You're joking right? The majority of agriculture in the western world is produced directly because of the Gulf Streams warming effect, look at any agricultural output maps and you'll see North American and European production is squarely centred around where the gulf stream contacts the continent and increases local temperatures. As the global temperature increases vast amounts of land will be moved into the range of arable crops, specifically the two largest countries in the world (Canada and Russia) have very low percentages of arable land due to the vast amount of taiga, as temperatures increase the arable land will increase exponentially. These two countries could easily feed the world at present production densities. [Edit: Canada currently has less than 5% arable land, and presently only uses ~0.6% of all land for agriculture. Russia has about 7% arable land, but only uses ~0.1%. The prairies account for ~80% of Canada's agriculture land, and these very prairies are expected to grow exponentially as temperatures increase]

Incidentally your claim that the Sahara is expanding is quite frankly laughable, when all current evidence has been showing it is presently shrinking due to increased rainfall. Expectations are that if this trend continues it will turn into the 'Green Sahara' of 12,000 years ago. This would turn the Sahara into the biggest pasture land in the entire world . . . that's if you believe the global warming models being used.

The worse case is dire.:

"We have the example of the Palaeocene-Eocene Thermal Maximum event 55 million years ago. About the same amount of CO2 was put into the atmosphere as we are putting in and temperatures rocketed by about 5 °C over about 20,000 years. The world became largely desert. The polar regions were tropical and most life on the planet had the time to move north and survive." http://www.newscientist.com/article/mg20126921.500-one-last-...

http://en.wikipedia.org/wiki/Palaeocene-Eocene_Thermal_Maxim...

It would be, if the warming were even. Remember - as we increase the energy of the system, the _average_ temperature increases, but so does the range it's in. Cold will be colder, hot will be hotter, rainy will be rainier and windy will be windier.

It's not all roses.

I don't disagree with any of the above, but there is a small problem.
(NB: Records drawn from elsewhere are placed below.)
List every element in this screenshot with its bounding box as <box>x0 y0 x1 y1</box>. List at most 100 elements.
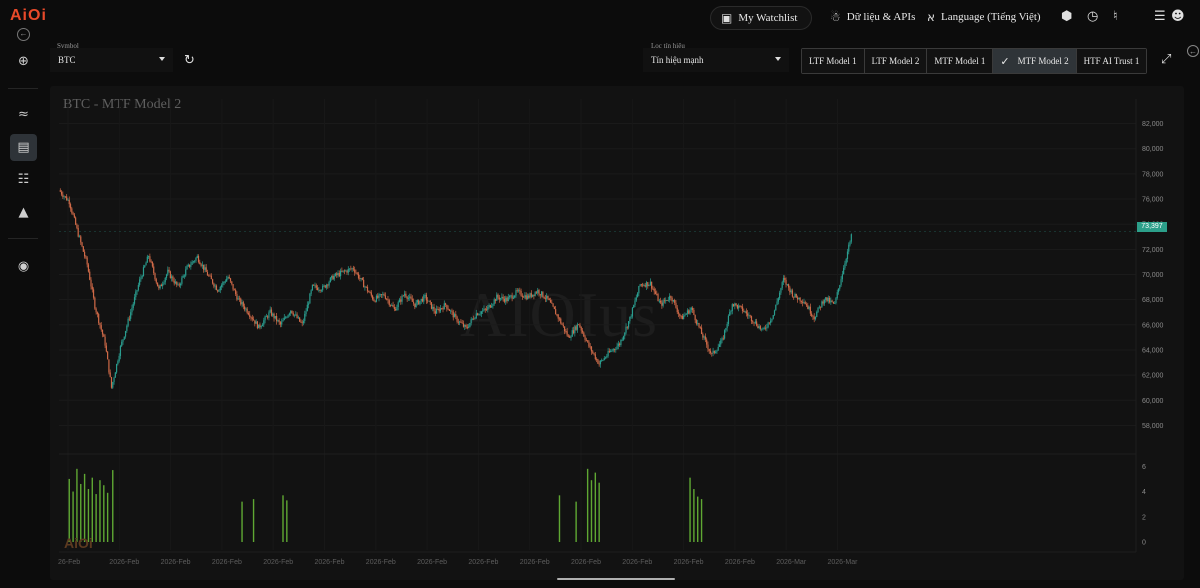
user-account-icon[interactable]: ☻ <box>1171 9 1185 24</box>
language-button[interactable]: א Language (Tiếng Việt) <box>927 6 1041 28</box>
candle-body <box>731 304 733 311</box>
candle-body <box>630 316 632 318</box>
candle-body <box>835 298 837 304</box>
cube-icon[interactable]: ⬢ <box>1061 9 1073 24</box>
candle-body <box>734 303 736 307</box>
candle-body <box>329 277 331 283</box>
candle-body <box>419 300 421 305</box>
y-tick-label: 72,000 <box>1142 247 1164 254</box>
candle-body <box>571 330 573 337</box>
candle-body <box>412 301 415 304</box>
tab-label: MTF Model 1 <box>934 56 986 66</box>
candle-body <box>612 349 614 351</box>
data-apis-button[interactable]: ☃ Dữ liệu & APIs <box>830 6 915 28</box>
candle-body <box>579 324 581 328</box>
candle-body <box>601 360 603 361</box>
bell-icon[interactable]: ♮ <box>1113 9 1118 24</box>
candle-body <box>756 321 758 326</box>
candle-body <box>363 279 365 288</box>
tab-htf-ai-trust-1[interactable]: HTF AI Trust 1 <box>1075 49 1147 73</box>
candle-body <box>466 327 468 328</box>
candle-body <box>164 277 166 283</box>
circle-arrow-left-icon[interactable]: ← <box>17 28 30 41</box>
candle-body <box>484 308 486 310</box>
candle-body <box>124 330 127 337</box>
tab-ltf-model-2[interactable]: LTF Model 2 <box>863 49 927 73</box>
candle-body <box>583 332 585 337</box>
tab-ltf-model-1[interactable]: LTF Model 1 <box>802 49 864 73</box>
history-clock-icon[interactable]: ◷ <box>1087 9 1099 24</box>
candle-body <box>113 377 115 383</box>
candle-body <box>489 305 491 308</box>
candle-body <box>661 302 663 306</box>
candle-body <box>423 295 425 302</box>
candle-body <box>476 313 479 316</box>
report-list-icon[interactable]: ☷ <box>17 172 30 187</box>
candle-body <box>670 296 672 298</box>
candle-body <box>81 242 83 247</box>
area-chart-icon[interactable]: ▲ <box>18 205 29 220</box>
candle-body <box>603 358 605 361</box>
candle-body <box>512 297 514 299</box>
candle-body <box>415 302 417 308</box>
candle-body <box>530 293 532 297</box>
shield-location-icon[interactable]: ◉ <box>17 259 30 274</box>
add-circle-icon[interactable]: ⊕ <box>18 54 29 69</box>
candle-body <box>460 321 462 323</box>
candle-body <box>576 324 578 330</box>
candle-body <box>498 297 500 300</box>
signal-bar <box>586 468 589 542</box>
candle-body <box>809 306 811 314</box>
signals-wave-icon[interactable]: ≈ <box>18 107 29 122</box>
candle-body <box>677 312 680 314</box>
signal-bar <box>590 480 593 542</box>
tab-mtf-model-1[interactable]: MTF Model 1 <box>926 49 993 73</box>
candle-body <box>542 291 544 298</box>
signal-filter-value: Tín hiệu mạnh <box>651 55 704 65</box>
tab-mtf-model-2[interactable]: ✓ MTF Model 2 <box>992 49 1076 73</box>
signal-filter-select[interactable]: Tín hiệu mạnh <box>643 48 789 72</box>
candle-body <box>839 285 841 289</box>
candle-body <box>316 287 319 290</box>
expand-arrows-icon[interactable]: ⤢ <box>1161 52 1172 67</box>
candle-body <box>721 338 723 341</box>
app-logo[interactable]: AiOi <box>10 7 47 24</box>
bar-chart-icon[interactable]: ▤ <box>10 134 37 161</box>
candle-body <box>433 306 435 312</box>
symbol-select[interactable]: BTC <box>50 48 173 72</box>
candle-body <box>716 350 718 352</box>
x-tick-label: 2026-Feb <box>315 559 345 566</box>
candle-body <box>736 304 738 309</box>
volume-tick-label: 2 <box>1142 514 1146 521</box>
candle-body <box>437 308 439 310</box>
candle-body <box>660 300 662 303</box>
refresh-icon[interactable]: ↻ <box>184 53 195 68</box>
candle-body <box>382 294 384 296</box>
candle-body <box>155 279 157 283</box>
candle-body <box>244 306 246 310</box>
hamburger-menu-icon[interactable]: ☰ <box>1154 9 1166 24</box>
candle-body <box>142 267 145 277</box>
candle-body <box>310 290 312 294</box>
candle-body <box>183 275 186 277</box>
candle-body <box>732 304 735 307</box>
circle-arrow-left-icon[interactable]: ← <box>1187 45 1199 57</box>
signal-bar <box>558 495 561 542</box>
candle-body <box>718 344 721 348</box>
candle-body <box>808 306 810 309</box>
candle-body <box>251 317 253 320</box>
candle-body <box>521 295 523 297</box>
candle-body <box>617 343 619 347</box>
candle-body <box>137 284 139 291</box>
candle-body <box>699 326 701 328</box>
candle-body <box>288 313 290 315</box>
candle-body <box>439 308 442 312</box>
candle-body <box>238 298 241 300</box>
my-watchlist-button[interactable]: ▣ My Watchlist <box>710 6 813 30</box>
candle-body <box>743 310 745 312</box>
candle-body <box>359 278 361 280</box>
chart-scrollbar[interactable] <box>557 578 675 580</box>
candle-body <box>651 281 653 289</box>
candle-body <box>507 297 509 302</box>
During the state transfer, the climate might change fast (there is some evidence for that happening before), which will (over a few years' time) make farming ... well, problematic.

It might be good for the world/humanity, but it sucks to get caught in the middle.

I agree, the climate can potentially change fast (it could potentially change very slowly, we're guessing at a process we haven't been around for before) which is why the burden will be on governments to monitor changes in arable land and provide incentives for farmers to grow crops in the areas opening up rather than waiting for our existing farmland to become useless.

With proper care and planning we should be able to ride out even the fastest change of climate that nature can throw at us, however I started this sentence 'with proper care' which is certainly not a synonym for the government handling of industry.